Quel est le rapport entre le design d'un kayak et les caisses de sacs de lait? Vous allez comprendre.

Le fabricant lavallois d'embarcations légères Pelican a longtemps confié en sous-traitance le design de ses pédalos, kayaks et autres traîneaux. L'entreprise emploie maintenant deux designers industriels et un technicien en design. En équipe avec deux ingénieurs chargés de projets, ils conçoivent des «plateformes» d'embarcations qui se déclineront en différents modèles plus ou moins équipés, de même façon qu'en construction automobile.

Prenez par exemple le plus récent kayak de pêche à coque fermée de la gamme Elite (de type sit-on-top, dit-on dans le milieu). Le Strike est offert en version courte sans gouvernail, et avec gouvernail en modèles de 13 et 15 pi. La coque est constituée de deux feuilles de polyéthylène, chauffées et formées contre des moules, puis assemblées et soudées sur leur pourtour.

 

Il y a le dessus, et il y a le dessous.

Le dessus, on s'y assoit. C'est l'endroit où le designer - dans le cas du Strike, il s'agit de Réjean Boyer - peut déployer son ingéniosité, sa créativité, ses connaissances en ergonomie.

Conçu pour les pêcheurs, le Strike est muni de chaque côté d'une cavité pour le manche des cannes à ligne dormante.
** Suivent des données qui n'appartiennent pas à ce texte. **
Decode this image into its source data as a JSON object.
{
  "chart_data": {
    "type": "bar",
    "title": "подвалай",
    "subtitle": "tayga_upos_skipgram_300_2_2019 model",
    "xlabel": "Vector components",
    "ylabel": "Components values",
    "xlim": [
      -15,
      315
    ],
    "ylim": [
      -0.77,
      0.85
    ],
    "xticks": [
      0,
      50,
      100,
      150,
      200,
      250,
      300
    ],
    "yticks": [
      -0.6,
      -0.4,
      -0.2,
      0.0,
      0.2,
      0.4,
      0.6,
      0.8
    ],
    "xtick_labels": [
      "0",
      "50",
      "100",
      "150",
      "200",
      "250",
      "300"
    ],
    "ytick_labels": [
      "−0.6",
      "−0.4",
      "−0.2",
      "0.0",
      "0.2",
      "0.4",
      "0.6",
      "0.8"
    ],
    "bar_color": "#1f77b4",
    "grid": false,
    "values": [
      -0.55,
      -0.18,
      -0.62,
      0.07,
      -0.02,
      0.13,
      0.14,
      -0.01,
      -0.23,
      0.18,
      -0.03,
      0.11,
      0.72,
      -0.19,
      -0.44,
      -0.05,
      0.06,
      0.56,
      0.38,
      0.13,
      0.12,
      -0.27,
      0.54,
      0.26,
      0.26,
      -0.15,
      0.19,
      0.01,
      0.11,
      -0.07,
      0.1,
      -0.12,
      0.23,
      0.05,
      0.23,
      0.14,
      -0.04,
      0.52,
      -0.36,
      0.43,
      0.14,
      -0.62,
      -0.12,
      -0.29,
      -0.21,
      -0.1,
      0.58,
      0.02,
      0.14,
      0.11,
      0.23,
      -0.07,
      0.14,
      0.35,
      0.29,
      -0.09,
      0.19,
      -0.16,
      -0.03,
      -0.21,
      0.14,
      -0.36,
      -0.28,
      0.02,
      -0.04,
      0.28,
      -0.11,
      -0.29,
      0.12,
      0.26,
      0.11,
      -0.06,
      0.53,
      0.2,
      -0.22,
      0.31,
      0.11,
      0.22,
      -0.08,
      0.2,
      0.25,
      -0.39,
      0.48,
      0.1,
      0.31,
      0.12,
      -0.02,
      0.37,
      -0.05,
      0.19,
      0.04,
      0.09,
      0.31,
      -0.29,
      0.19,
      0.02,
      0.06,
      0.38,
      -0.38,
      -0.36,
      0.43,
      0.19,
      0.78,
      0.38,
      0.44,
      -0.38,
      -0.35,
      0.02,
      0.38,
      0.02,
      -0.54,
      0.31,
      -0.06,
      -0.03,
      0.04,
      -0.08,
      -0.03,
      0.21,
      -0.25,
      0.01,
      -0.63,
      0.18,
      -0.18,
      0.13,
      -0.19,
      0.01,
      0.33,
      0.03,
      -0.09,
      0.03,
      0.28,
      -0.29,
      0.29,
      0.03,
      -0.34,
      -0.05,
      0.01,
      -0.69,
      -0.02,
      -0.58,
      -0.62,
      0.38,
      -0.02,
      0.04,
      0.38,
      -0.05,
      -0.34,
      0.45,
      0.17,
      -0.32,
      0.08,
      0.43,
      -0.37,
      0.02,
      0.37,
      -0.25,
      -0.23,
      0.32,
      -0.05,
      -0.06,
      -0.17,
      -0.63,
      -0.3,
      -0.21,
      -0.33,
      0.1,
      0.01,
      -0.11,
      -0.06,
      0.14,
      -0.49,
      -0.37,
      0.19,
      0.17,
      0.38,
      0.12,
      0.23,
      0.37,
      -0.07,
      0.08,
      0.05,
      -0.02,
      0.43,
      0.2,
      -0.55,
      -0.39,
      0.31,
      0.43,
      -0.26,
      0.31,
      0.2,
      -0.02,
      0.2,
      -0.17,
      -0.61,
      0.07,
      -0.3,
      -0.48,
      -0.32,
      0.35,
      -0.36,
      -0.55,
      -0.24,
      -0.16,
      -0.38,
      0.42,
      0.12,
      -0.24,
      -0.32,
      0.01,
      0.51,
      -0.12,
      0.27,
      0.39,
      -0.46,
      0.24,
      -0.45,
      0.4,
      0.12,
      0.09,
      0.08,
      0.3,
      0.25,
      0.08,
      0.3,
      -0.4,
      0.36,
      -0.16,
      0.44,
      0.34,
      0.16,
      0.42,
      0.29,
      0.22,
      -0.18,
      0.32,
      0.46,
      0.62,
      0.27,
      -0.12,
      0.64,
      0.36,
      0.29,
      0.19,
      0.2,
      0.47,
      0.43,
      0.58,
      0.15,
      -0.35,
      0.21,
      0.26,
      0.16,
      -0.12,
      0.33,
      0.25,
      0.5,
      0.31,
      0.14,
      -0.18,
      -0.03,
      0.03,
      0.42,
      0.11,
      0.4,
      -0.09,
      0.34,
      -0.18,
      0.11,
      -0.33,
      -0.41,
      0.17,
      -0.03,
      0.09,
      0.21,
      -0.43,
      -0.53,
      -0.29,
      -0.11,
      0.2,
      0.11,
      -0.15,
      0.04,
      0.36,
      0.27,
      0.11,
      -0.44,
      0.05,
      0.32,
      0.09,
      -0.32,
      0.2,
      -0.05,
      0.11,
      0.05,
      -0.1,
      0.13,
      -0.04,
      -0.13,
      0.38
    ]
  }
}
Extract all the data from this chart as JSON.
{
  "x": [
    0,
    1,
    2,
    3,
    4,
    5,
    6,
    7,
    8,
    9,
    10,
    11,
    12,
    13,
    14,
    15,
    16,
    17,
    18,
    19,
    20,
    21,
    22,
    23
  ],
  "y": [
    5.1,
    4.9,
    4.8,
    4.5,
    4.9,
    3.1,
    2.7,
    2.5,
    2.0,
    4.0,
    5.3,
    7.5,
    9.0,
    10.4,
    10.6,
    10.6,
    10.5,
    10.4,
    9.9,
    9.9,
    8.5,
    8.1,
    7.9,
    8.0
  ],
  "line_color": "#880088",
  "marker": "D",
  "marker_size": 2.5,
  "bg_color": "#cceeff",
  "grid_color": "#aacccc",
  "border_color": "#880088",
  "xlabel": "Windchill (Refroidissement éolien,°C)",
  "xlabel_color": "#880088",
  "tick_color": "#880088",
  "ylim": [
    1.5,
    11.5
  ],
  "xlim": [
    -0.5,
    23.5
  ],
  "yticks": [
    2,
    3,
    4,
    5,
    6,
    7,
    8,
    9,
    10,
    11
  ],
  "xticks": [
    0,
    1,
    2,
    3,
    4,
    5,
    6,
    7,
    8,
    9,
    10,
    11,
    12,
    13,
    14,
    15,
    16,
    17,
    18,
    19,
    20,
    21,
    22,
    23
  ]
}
Un autre porte-canne est installé entre les jambes du pêcheur, inclinable et pivotant celui-là.

Le directeur recherche et développement Philippe Leblanc, qui était l'ingénieur chargé de projet pour le Strike, souligne particulièrement la plaque de montage fixée aux pieds du pagayeur - une caractéristique unique sur le marché, assure-t-il. Le pêcheur passionné peut personnaliser son embarcation et y installer son GPS, son sonar ou tout autre gadget porte-bonheur. Ils seront vissés sur cette plaque amovible plutôt que directement sur la coque.

L'ergonomie du siège est étudiée pour accueillir les postérieurs de tous gabarits, américain surdimensionné notamment, car 70% de la production prend le chemin des États-Unis. Non seulement faut-il que ce siège soit confortable dans le sens longitudinal du kayak, mais il doit en plus permettre au pêcheur de s'asseoir en travers de l'embarcation, jambes pendantes dans l'eau, question de taquiner le poisson en toute quiétude.

Pour le dessous, c'est autre chose. On plonge dans un autre univers, où la forme est strictement et uniquement dictée par la fonction. Or, il n'y a pas de cours d'architecture navale pour le dessin de kayak. La coque est dessinée selon la méthode immémoriale: à l'oeil, à l'intuition, à l'expérience, à l'essai. Le concept sera souvent concrétisé en une maquette grandeur nature, usinée dans un bloc de mousse de polystyrène et recouverte de fibre de verre. «Nous l'essayons en eau pour valider le profil de la coque et vérifier si le comportement est bon», indique Philippe Leblanc. Avec des spécialistes du kayak, ils testent en piscine les diverses propositions, les comparent à d'autres kayaks, en raffinent les lignes.

L'arrière du Strike rappelle celui d'une camionnette, avec son espace de chargement creusé, parcouru de nervures, et recouvert d'un treillis élastique. Il a été dessiné exprès pour recevoir et retenir une de ces caisses de plastique servant à la manutention des sacs de lait. «On a remarqué que les pêcheurs les utilisent souvent pour transporter leur équipement, explique Philippe Leblanc. Ça faisait partie des critères de design.»